Then that really does raise some questions as to what 100 million lines are for. What operations exactly does an airplane need to execute that require that much code?
So this lines of code estimate are spread across all the systems on the aircraft. One reason for all of the lines is that everything is done in C.
Then really the more exact reason is that every command on an aircraft is monitored. You have complex control laws to control a surface and then probably 4 or 5 different monitors that make sure the surface isn't oscillating or the actuators are not fighting each other and all kinds of stuff. It is because the mentality that not only do you design something to not go wrong, you monitor for failures when it does and handles them accordingly.
Finally you have maintenance where an technician can run a test to determine any issue on the aircraft. So there has to be tests and monitors built into the software to determine root cause of an issue down to a single box/actuator/sensor/or wiring problem.
Modern avionics is insanely complex. This isn't something you throw 1-year self taught JS devs on.
When I worked on next-gen turbofans, we had multiple dozen engineers working on managing the requirements of the software, much less the software itself.

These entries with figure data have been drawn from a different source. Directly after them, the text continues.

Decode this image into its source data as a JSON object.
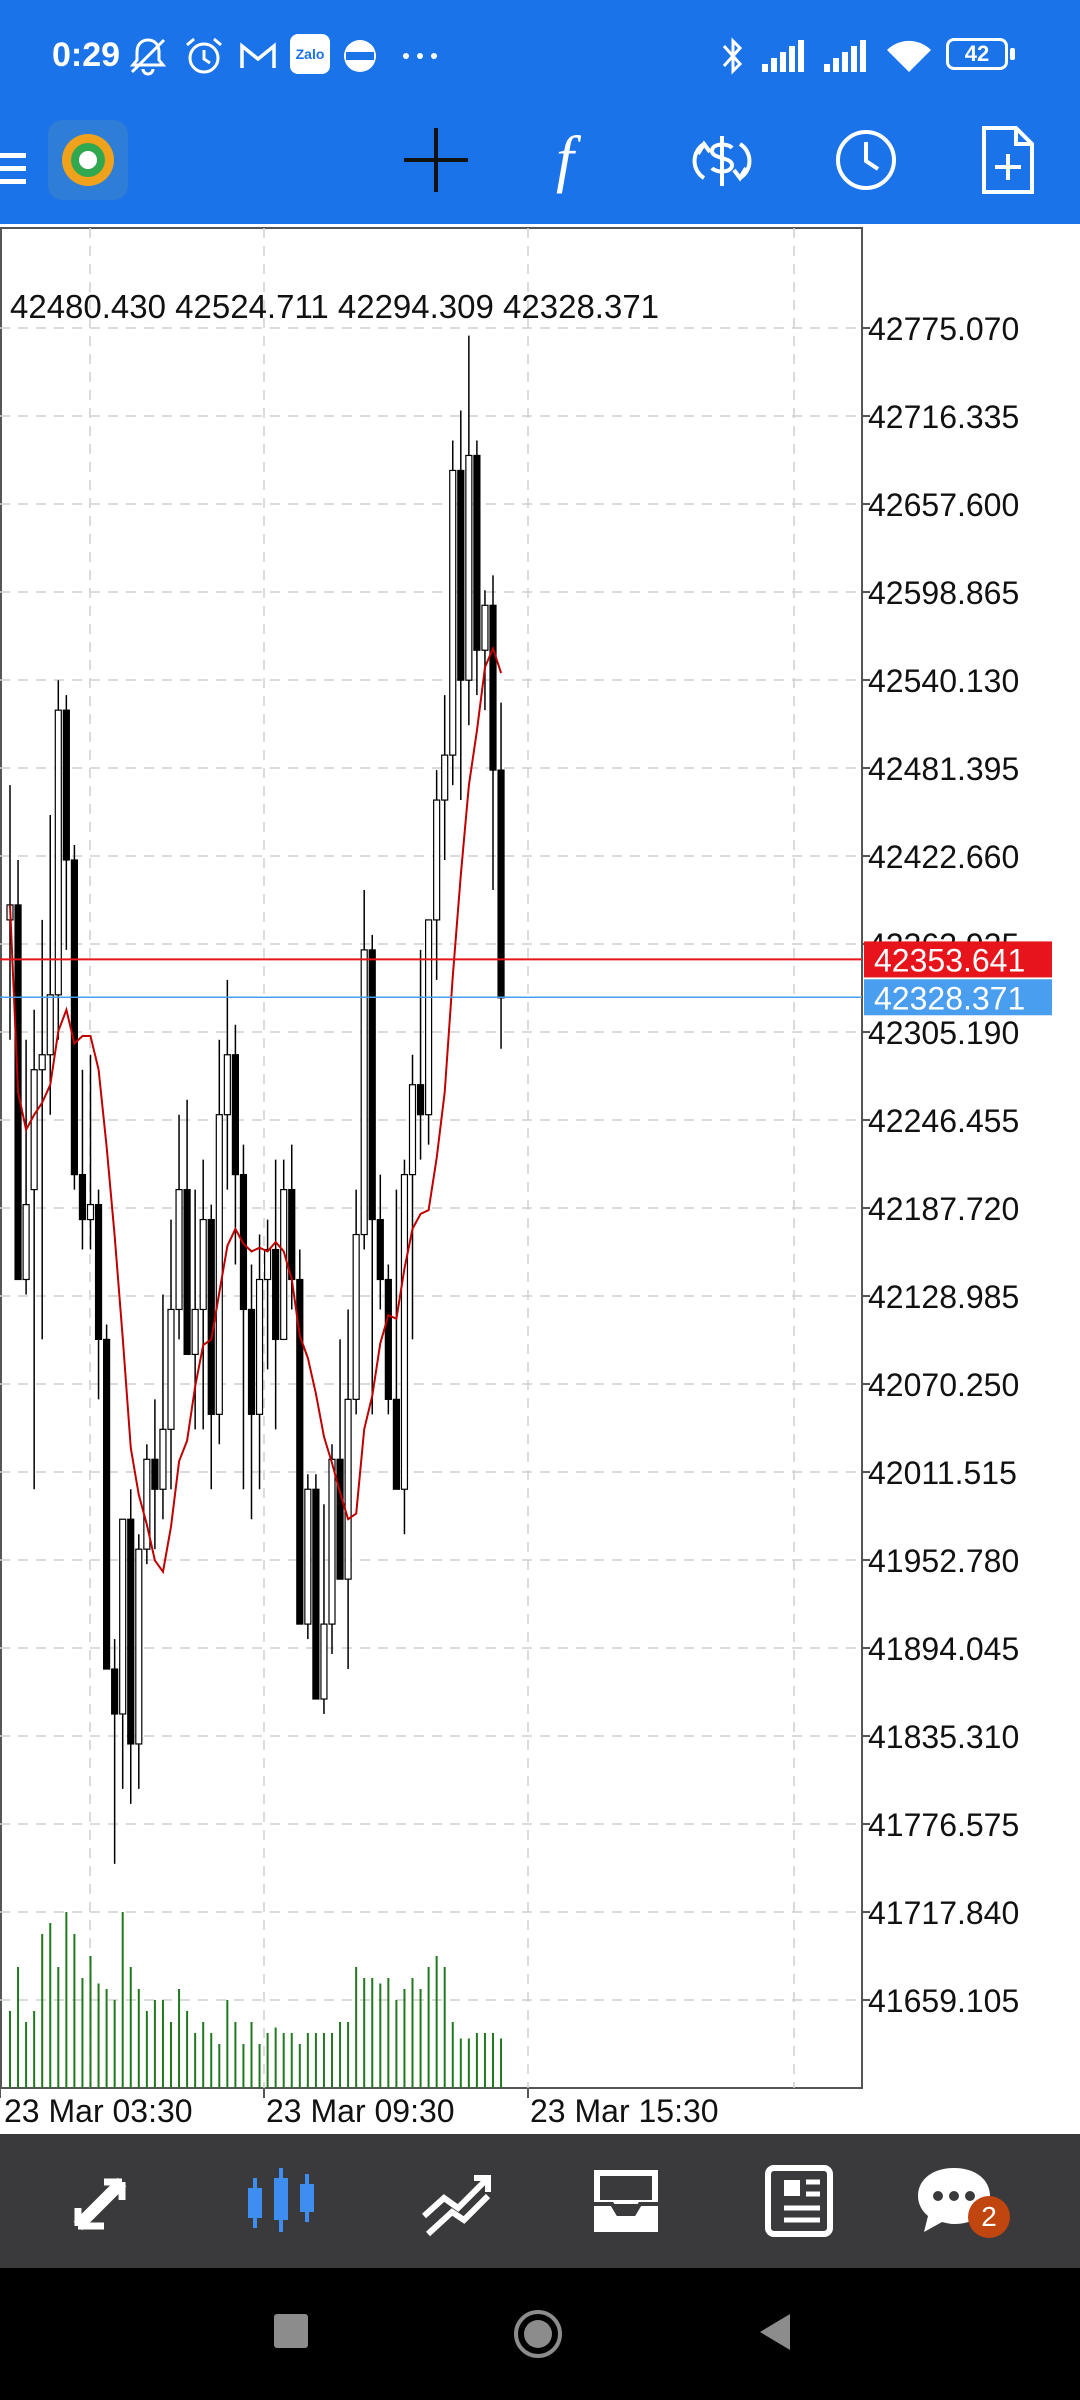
{
  "status_bar": {
    "time": "0:29",
    "icons": [
      "mute-bell-icon",
      "alarm-icon",
      "gmail-icon",
      "zalo-icon",
      "app-icon",
      "more-dots-icon",
      "bluetooth-icon",
      "signal-1-icon",
      "signal-2-icon",
      "wifi-icon",
      "battery-icon"
    ],
    "zalo_label": "Zalo",
    "battery": "42"
  },
  "toolbar": {
    "icons": [
      "menu-icon",
      "metatrader-logo",
      "crosshair-icon",
      "indicators-icon",
      "trade-dollar-icon",
      "timeframe-clock-icon",
      "new-order-icon"
    ],
    "indicator_glyph": "f"
  },
  "chart": {
    "ohlc_text": "42480.430 42524.711 42294.309 42328.371",
    "price_labels": [
      "42775.070",
      "42716.335",
      "42657.600",
      "42598.865",
      "42540.130",
      "42481.395",
      "42422.660",
      "42363.925",
      "42305.190",
      "42246.455",
      "42187.720",
      "42128.985",
      "42070.250",
      "42011.515",
      "41952.780",
      "41894.045",
      "41835.310",
      "41776.575",
      "41717.840",
      "41659.105"
    ],
    "price_top": 42775.07,
    "price_step": 58.735,
    "ask_price": "42353.641",
    "bid_price": "42328.371",
    "ask_color": "#e8141b",
    "bid_color": "#4a9eef",
    "time_labels": [
      "23 Mar 03:30",
      "23 Mar 09:30",
      "23 Mar 15:30"
    ],
    "candle_color_up": "#ffffff",
    "candle_color_down": "#000000",
    "ma_color": "#c00000",
    "volume_color": "#1f7a1f"
  },
  "bottom_nav": {
    "items": [
      "quotes-icon",
      "chart-icon",
      "trade-icon",
      "history-icon",
      "news-icon",
      "messages-icon"
    ],
    "active": "chart-icon",
    "active_color": "#3d8ef0",
    "messages_badge": "2"
  },
  "system_nav": {
    "items": [
      "recents-button",
      "home-button",
      "back-button"
    ]
  }
}
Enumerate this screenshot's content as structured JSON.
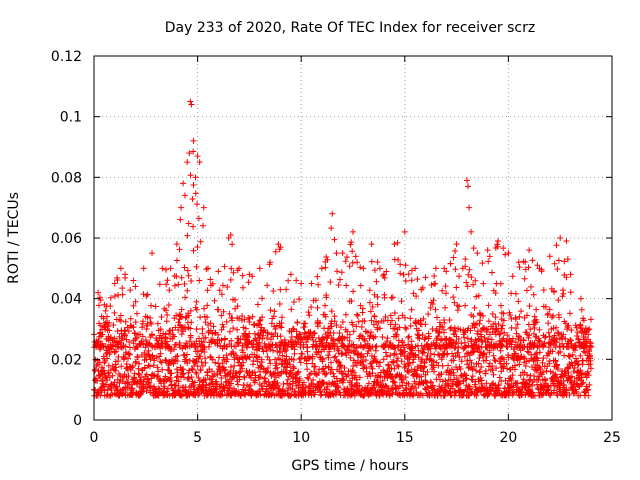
{
  "chart_data": {
    "type": "scatter",
    "title": "Day 233 of 2020, Rate Of TEC Index for receiver scrz",
    "xlabel": "GPS time / hours",
    "ylabel": "ROTI / TECUs",
    "xlim": [
      0,
      25
    ],
    "ylim": [
      0,
      0.12
    ],
    "xticks": [
      "0",
      "5",
      "10",
      "15",
      "20",
      "25"
    ],
    "yticks": [
      "0",
      "0.02",
      "0.04",
      "0.06",
      "0.08",
      "0.1",
      "0.12"
    ],
    "grid": true,
    "marker": "plus",
    "color": "#ff0000",
    "series": [
      {
        "x_range": [
          0,
          24
        ],
        "baseline_y_range": [
          0.008,
          0.03
        ],
        "points": [
          [
            0.2,
            0.042
          ],
          [
            0.5,
            0.038
          ],
          [
            1.0,
            0.045
          ],
          [
            1.3,
            0.05
          ],
          [
            1.5,
            0.048
          ],
          [
            1.9,
            0.046
          ],
          [
            2.0,
            0.044
          ],
          [
            2.4,
            0.05
          ],
          [
            2.8,
            0.055
          ],
          [
            3.3,
            0.05
          ],
          [
            3.7,
            0.05
          ],
          [
            4.0,
            0.058
          ],
          [
            4.2,
            0.07
          ],
          [
            4.3,
            0.078
          ],
          [
            4.5,
            0.085
          ],
          [
            4.6,
            0.088
          ],
          [
            4.65,
            0.105
          ],
          [
            4.7,
            0.104
          ],
          [
            4.8,
            0.092
          ],
          [
            4.9,
            0.08
          ],
          [
            5.0,
            0.087
          ],
          [
            5.1,
            0.085
          ],
          [
            5.3,
            0.07
          ],
          [
            5.5,
            0.05
          ],
          [
            6.0,
            0.049
          ],
          [
            6.5,
            0.06
          ],
          [
            6.6,
            0.061
          ],
          [
            7.0,
            0.05
          ],
          [
            7.5,
            0.048
          ],
          [
            8.0,
            0.05
          ],
          [
            8.5,
            0.052
          ],
          [
            8.9,
            0.058
          ],
          [
            9.0,
            0.057
          ],
          [
            9.5,
            0.048
          ],
          [
            10.0,
            0.045
          ],
          [
            10.5,
            0.045
          ],
          [
            11.0,
            0.05
          ],
          [
            11.5,
            0.068
          ],
          [
            11.7,
            0.055
          ],
          [
            12.0,
            0.055
          ],
          [
            12.5,
            0.062
          ],
          [
            12.7,
            0.052
          ],
          [
            13.0,
            0.05
          ],
          [
            13.4,
            0.058
          ],
          [
            13.8,
            0.05
          ],
          [
            14.0,
            0.048
          ],
          [
            14.5,
            0.058
          ],
          [
            15.0,
            0.062
          ],
          [
            15.5,
            0.05
          ],
          [
            16.0,
            0.047
          ],
          [
            16.5,
            0.05
          ],
          [
            16.9,
            0.05
          ],
          [
            17.0,
            0.049
          ],
          [
            17.5,
            0.058
          ],
          [
            17.8,
            0.05
          ],
          [
            18.0,
            0.079
          ],
          [
            18.05,
            0.077
          ],
          [
            18.1,
            0.07
          ],
          [
            18.2,
            0.062
          ],
          [
            18.5,
            0.055
          ],
          [
            19.0,
            0.056
          ],
          [
            19.5,
            0.059
          ],
          [
            20.0,
            0.055
          ],
          [
            20.5,
            0.052
          ],
          [
            21.0,
            0.056
          ],
          [
            21.5,
            0.05
          ],
          [
            22.0,
            0.054
          ],
          [
            22.5,
            0.06
          ],
          [
            22.8,
            0.059
          ],
          [
            23.0,
            0.048
          ],
          [
            23.5,
            0.04
          ],
          [
            23.9,
            0.03
          ]
        ]
      }
    ]
  }
}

You have the main avionics software managing the flight itself, the engine software managing fuel consumption, and the 3x safety factor required to be certified.
"Everything" isn't telling much. I'd love to, out of curiosity, browse through a codebase of an avionics system. Is anything like this publicly available?
Most likely there is not much that you can look at but this overview of the space shuttle can give you a lot of insight into how software and hardware are designed for flight critical applications. I believe this was posted a while ago here.
One take away is that software and hardware are nearly impossible to separate in a flight critical application.
Also one note, the space shuttle was incredibly complex for its day. So I would say the complexity of the space shuttle would give you a decent idea of what commercial aviation does now.
> Also one note, the space shuttle was incredibly complex for its day. So I would say the complexity of the space shuttle would give you a decent idea of what commercial aviation does now.
I definitely missed this if it was posted here. Thanks!
I was kind of hoping that some legacy avionics system somewhere would have sources available on-line, but I guess companies writing this code don't open-source projects just because they get old.
In addition to every component that has some kind of data bus you also have the fly by wire system which includes all of Airbus’ ‘laws’ for the different flight envelopes. You also have modern navigation gear and the displays and interfaces that come with that. Just look at the cockpit and realize everything in there is software and it becomes clearer.
Think about it as a 1000 independent sometimes redundant embedded systems. 10000 lines of code you can write alone in 2 years for middle complexity project. It’s not single data bank application.